Qu’est allée chercher l’ambassadeur du Canada au quartier Braco-Bar ? Une interrogation que seule la chorégraphe Jenny Mezile, fondatrice et directrice de l’école de danse ‘’Les pieds dans la mare’’ peut expliquer. Car, pour une si haute autorité américaine, ce quartier glauque de la commune d’Adjamé, très redouté, devait lui donner une frousse énorme.

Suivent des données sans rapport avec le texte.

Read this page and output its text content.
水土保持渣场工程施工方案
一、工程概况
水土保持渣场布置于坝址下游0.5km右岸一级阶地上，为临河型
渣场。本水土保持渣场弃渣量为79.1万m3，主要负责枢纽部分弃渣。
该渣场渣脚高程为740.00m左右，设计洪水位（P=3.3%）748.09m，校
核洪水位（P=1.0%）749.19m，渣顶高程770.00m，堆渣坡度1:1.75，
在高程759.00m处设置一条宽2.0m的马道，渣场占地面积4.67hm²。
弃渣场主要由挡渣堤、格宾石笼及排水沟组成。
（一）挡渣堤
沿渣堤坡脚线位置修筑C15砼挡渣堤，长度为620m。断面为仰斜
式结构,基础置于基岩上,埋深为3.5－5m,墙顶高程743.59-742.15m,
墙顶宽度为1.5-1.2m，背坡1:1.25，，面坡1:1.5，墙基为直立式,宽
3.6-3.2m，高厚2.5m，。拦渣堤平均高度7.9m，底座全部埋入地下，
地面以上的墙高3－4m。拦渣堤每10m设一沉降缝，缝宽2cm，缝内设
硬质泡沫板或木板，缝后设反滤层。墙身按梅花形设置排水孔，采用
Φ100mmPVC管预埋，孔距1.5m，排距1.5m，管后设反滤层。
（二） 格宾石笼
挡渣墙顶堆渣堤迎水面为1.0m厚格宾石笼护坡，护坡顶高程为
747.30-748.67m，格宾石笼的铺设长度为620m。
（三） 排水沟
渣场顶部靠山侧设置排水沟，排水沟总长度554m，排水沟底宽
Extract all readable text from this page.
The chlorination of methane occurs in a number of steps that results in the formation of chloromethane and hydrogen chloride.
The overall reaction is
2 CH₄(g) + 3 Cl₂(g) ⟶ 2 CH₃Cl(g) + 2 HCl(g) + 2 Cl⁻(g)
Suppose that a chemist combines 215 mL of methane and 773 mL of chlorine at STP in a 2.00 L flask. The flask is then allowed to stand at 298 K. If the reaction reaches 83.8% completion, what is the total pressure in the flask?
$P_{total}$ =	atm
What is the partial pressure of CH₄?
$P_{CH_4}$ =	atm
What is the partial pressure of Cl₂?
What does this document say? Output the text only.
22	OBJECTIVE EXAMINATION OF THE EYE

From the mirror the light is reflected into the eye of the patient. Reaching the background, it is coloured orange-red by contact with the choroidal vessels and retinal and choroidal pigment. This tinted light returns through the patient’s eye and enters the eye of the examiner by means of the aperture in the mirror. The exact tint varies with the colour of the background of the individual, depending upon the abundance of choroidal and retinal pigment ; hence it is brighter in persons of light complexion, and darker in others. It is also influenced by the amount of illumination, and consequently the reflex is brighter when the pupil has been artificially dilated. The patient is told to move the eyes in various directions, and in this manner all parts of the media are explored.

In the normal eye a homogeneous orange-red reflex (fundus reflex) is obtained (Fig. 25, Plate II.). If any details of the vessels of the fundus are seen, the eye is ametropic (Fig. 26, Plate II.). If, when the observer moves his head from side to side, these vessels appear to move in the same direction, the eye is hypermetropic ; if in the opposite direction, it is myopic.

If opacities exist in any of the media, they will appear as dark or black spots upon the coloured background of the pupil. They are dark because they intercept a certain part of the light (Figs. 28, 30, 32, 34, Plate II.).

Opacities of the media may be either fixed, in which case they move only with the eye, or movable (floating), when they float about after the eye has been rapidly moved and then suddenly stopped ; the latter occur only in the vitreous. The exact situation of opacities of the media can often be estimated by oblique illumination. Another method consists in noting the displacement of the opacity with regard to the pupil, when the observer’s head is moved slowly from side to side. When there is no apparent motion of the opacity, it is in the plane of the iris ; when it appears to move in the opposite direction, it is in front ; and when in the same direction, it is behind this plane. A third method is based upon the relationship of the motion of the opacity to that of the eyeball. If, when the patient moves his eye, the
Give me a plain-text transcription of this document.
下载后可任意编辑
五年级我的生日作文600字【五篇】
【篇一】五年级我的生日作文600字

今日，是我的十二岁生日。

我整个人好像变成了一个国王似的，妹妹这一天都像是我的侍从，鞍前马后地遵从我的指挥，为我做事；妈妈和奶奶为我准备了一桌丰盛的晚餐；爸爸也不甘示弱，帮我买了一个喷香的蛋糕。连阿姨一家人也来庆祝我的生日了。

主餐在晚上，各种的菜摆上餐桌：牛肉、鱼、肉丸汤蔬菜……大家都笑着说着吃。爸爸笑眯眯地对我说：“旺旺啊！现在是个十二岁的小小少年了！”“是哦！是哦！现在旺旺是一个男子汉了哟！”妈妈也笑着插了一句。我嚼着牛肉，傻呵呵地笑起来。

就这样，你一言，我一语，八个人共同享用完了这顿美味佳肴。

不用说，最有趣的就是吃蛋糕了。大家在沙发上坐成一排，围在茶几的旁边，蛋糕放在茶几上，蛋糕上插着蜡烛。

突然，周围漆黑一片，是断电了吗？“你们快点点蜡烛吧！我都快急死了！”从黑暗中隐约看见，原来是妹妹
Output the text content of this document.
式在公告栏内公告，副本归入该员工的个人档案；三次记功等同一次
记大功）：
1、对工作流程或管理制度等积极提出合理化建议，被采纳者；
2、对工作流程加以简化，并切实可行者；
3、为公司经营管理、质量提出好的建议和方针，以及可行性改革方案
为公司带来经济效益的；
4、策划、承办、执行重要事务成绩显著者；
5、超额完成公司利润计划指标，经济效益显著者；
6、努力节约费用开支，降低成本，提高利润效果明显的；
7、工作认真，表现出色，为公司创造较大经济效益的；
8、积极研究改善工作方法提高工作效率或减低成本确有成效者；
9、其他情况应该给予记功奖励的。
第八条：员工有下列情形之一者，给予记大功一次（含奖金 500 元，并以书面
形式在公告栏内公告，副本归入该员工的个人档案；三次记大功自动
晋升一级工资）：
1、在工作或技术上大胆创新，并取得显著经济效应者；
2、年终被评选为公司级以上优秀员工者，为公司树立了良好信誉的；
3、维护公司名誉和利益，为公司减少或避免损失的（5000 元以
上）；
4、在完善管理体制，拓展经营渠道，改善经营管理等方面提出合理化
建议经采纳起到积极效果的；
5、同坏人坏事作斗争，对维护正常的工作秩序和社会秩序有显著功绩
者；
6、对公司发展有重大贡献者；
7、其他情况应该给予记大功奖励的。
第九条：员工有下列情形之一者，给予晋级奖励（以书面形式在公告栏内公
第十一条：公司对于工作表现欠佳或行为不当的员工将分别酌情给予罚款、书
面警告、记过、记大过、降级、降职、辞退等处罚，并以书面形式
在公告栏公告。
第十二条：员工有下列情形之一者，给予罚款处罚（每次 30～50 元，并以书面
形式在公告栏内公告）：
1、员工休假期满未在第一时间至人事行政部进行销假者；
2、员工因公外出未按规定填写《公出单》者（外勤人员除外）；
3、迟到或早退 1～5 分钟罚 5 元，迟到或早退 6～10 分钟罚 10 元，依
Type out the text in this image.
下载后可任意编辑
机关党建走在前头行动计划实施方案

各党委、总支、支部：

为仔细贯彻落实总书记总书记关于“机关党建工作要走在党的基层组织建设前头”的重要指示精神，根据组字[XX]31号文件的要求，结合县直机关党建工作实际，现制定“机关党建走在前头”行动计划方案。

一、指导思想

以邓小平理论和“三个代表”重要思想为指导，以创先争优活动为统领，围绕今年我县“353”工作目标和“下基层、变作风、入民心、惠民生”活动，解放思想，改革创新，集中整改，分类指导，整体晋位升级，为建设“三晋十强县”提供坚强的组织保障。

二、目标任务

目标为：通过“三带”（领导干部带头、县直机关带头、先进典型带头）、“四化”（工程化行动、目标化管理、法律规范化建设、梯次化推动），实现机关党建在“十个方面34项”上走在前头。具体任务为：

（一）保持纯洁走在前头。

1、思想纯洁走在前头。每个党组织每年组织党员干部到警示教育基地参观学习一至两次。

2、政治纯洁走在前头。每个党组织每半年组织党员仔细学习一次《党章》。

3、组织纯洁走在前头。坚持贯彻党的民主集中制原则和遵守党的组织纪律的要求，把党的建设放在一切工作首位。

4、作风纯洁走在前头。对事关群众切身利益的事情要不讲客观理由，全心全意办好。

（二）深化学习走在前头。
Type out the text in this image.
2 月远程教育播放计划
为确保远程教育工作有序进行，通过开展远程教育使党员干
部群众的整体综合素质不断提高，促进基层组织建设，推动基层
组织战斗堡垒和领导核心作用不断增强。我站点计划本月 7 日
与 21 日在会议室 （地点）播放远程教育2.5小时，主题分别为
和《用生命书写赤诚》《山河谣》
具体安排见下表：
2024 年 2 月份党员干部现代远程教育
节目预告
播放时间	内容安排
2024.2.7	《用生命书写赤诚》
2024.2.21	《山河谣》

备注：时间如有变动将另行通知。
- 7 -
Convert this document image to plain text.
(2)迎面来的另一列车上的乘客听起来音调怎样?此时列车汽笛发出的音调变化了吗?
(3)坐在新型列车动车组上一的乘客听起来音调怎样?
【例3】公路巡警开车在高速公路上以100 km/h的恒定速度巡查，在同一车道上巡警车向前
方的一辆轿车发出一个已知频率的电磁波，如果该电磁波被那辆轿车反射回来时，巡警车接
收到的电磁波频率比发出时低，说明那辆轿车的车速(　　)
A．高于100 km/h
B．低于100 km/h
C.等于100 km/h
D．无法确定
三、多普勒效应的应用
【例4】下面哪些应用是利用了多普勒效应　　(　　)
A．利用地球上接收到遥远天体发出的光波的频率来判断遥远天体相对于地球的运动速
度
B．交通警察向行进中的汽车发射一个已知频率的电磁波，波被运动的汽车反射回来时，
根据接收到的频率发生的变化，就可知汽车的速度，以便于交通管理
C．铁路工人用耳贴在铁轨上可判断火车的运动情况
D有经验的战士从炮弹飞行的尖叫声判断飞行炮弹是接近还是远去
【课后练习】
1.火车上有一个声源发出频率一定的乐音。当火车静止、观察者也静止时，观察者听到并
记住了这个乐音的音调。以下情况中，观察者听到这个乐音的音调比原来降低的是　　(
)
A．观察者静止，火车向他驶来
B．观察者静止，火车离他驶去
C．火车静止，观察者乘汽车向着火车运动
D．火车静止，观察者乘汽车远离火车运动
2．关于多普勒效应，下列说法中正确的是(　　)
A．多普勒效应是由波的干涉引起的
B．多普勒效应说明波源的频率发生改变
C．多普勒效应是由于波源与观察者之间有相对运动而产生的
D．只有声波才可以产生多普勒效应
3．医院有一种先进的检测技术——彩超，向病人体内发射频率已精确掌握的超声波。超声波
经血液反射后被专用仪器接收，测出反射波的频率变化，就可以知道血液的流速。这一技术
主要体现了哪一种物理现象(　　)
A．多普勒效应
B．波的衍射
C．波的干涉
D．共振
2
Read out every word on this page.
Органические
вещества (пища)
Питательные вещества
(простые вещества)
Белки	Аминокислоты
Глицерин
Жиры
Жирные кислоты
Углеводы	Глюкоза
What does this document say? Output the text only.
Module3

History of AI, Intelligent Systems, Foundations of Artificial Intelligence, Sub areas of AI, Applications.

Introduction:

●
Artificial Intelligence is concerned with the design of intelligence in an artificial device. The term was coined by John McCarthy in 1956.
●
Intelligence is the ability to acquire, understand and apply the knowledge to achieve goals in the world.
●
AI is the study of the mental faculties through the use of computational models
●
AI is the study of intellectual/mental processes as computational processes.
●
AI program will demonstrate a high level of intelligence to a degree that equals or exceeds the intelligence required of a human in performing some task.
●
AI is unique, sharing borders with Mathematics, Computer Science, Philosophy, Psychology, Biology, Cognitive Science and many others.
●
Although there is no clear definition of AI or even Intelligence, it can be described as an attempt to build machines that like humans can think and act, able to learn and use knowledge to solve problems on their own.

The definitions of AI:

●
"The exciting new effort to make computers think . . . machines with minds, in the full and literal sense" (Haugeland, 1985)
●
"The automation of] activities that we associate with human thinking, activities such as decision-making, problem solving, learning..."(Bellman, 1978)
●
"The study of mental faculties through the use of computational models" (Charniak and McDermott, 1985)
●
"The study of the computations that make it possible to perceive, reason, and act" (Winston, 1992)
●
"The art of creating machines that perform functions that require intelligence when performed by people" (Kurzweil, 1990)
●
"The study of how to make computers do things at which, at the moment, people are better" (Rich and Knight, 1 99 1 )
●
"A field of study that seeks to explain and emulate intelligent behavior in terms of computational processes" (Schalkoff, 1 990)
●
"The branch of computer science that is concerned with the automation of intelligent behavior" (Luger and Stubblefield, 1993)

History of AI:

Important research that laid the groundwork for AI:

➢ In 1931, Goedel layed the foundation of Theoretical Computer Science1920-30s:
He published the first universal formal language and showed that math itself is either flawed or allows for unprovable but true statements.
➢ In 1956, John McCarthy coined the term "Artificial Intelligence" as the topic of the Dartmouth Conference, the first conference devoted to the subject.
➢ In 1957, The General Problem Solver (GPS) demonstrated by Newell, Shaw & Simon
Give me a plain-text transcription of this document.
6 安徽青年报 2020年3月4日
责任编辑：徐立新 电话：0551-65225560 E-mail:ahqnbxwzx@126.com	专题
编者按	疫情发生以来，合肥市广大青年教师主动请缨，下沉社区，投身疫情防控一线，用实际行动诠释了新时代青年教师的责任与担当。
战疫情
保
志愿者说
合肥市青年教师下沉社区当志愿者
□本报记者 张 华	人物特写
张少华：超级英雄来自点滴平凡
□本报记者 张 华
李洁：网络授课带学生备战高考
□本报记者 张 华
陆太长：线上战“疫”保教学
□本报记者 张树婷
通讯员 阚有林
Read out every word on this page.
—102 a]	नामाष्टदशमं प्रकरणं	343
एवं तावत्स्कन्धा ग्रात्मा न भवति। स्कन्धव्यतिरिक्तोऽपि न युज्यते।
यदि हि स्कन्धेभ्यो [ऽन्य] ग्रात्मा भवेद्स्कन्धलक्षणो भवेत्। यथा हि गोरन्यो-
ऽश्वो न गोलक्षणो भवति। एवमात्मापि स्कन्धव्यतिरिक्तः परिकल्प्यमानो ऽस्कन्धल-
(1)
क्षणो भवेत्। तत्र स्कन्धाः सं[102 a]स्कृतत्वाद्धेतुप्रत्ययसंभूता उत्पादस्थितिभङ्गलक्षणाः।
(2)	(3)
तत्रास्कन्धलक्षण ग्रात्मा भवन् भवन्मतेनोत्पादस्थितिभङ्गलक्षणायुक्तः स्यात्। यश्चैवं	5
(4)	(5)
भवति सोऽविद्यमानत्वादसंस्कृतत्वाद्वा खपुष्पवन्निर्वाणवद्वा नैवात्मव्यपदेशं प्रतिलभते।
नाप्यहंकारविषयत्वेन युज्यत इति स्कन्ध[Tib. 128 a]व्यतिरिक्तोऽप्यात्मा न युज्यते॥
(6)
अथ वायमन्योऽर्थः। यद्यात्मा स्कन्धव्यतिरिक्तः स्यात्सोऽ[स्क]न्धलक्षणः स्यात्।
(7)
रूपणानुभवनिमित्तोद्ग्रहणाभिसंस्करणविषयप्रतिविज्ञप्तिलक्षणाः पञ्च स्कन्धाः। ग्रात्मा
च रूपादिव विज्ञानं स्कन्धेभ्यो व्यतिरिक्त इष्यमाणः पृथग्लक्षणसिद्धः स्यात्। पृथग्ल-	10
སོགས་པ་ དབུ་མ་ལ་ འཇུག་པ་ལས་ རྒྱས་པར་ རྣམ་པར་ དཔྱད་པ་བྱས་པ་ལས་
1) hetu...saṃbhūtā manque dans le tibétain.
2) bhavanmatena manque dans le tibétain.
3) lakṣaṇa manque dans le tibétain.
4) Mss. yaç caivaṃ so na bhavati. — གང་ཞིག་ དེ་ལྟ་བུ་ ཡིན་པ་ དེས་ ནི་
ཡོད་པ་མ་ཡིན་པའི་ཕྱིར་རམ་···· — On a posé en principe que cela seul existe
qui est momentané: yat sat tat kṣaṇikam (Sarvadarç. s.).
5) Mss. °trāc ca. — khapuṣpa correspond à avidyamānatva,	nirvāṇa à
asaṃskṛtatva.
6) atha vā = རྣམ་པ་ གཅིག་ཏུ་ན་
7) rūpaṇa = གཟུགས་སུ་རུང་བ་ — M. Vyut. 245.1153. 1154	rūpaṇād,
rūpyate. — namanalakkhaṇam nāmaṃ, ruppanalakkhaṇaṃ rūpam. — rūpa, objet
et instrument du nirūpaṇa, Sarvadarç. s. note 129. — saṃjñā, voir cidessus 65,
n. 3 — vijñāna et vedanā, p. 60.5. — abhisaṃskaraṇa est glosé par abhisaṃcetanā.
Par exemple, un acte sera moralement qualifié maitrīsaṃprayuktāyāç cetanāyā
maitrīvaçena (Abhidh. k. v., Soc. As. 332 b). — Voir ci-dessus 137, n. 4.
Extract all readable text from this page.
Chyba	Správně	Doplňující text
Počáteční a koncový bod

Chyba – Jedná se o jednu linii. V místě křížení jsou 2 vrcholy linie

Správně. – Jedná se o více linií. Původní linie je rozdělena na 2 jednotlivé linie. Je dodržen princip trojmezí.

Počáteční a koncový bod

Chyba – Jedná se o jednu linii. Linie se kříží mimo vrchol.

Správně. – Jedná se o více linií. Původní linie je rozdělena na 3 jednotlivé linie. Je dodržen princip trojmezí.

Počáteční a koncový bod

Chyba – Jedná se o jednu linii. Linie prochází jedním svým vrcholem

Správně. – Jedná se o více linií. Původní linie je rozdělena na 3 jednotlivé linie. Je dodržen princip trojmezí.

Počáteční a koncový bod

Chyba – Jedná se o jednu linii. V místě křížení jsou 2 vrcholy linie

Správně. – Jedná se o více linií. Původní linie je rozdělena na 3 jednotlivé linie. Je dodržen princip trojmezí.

Mais sans une armada pour sa garde, son excellence Julie Shouldice a bravé les préjugés le 4 juillet dernier, pour venir admirer le travail abattu dans ce centre de formation artistique,

« L’objet de cette visite à caractère professionnel, s’inscrit dans le cadre d’une suite logique à la rencontre de la délégation du Canada invitée au Masa 2018. Qui avait fait le déplacement à Bracodi-Bar. Elle avait recommandé à son ambassade de découvrir le travail fait avec les jeunes du ghetto de ce quartier », a annoncé Jenny Mézile. Au delà de ce que la délégation a constaté, le rapport à la représentante de son pays a conditionné la suite. «  La délégation avait reconnu unanimement le grand intérêt et la qualité que représente  la pièce, ‘’Ma vie en rose’’. Par la suite, lors d’une réception chez l’ambassadrice,  elle et moi avions sympathisé. Elle a promis de me visiter et voici qu’elle tient parole ». Pour  donner de l’eau au moulin de la curiosité de la prestigieuse hôte, la compagnie lui a joué un bout de la pièce « Ma vie en rose ». Celle-ci traite du séisme qui a secoué Haïti en 2010 additionnée à la guerre qui a eu lieu la même année en Cote d’Ivoire. Un extrait inédit de la toute  nouvelle création  de la compagnie, dénommé : « Popodipo » en hommage aux victimes de l’attentat de Grand Bassam, qui a occasionné la mort de la directrice du Goethe Institut d’Abidjan,  Henrike Grosh, a été présenté à la première citoyenne du Canada dans notre pays. La chorégraphe montre ainsi à ses invités, les sillons d’une double douleur concentrée en une, dont elle s’est inspirée. Après le spectacle, l’ambassadrice a posé de nombreuses questions pour s’enquérir des réalités des danseurs. Sans avoir pris d’engagements formels, elle les a encouragés à redoubler d’efforts, pour produire d’excellents fruits. « Le Canada n’avait pas auparavant établi trop de ponts avec les artistes ivoiriens. Mais maintenant ça commence à changer. J’y travaille », a fait savoir l’ambassadrice. Avant le départ de l’hôte, elle s’est entretenue en tête à tête avec la responsable de la compagnie. Un huis clos qui va assurément donner des lendemains bienfaiteurs pour les danseurs.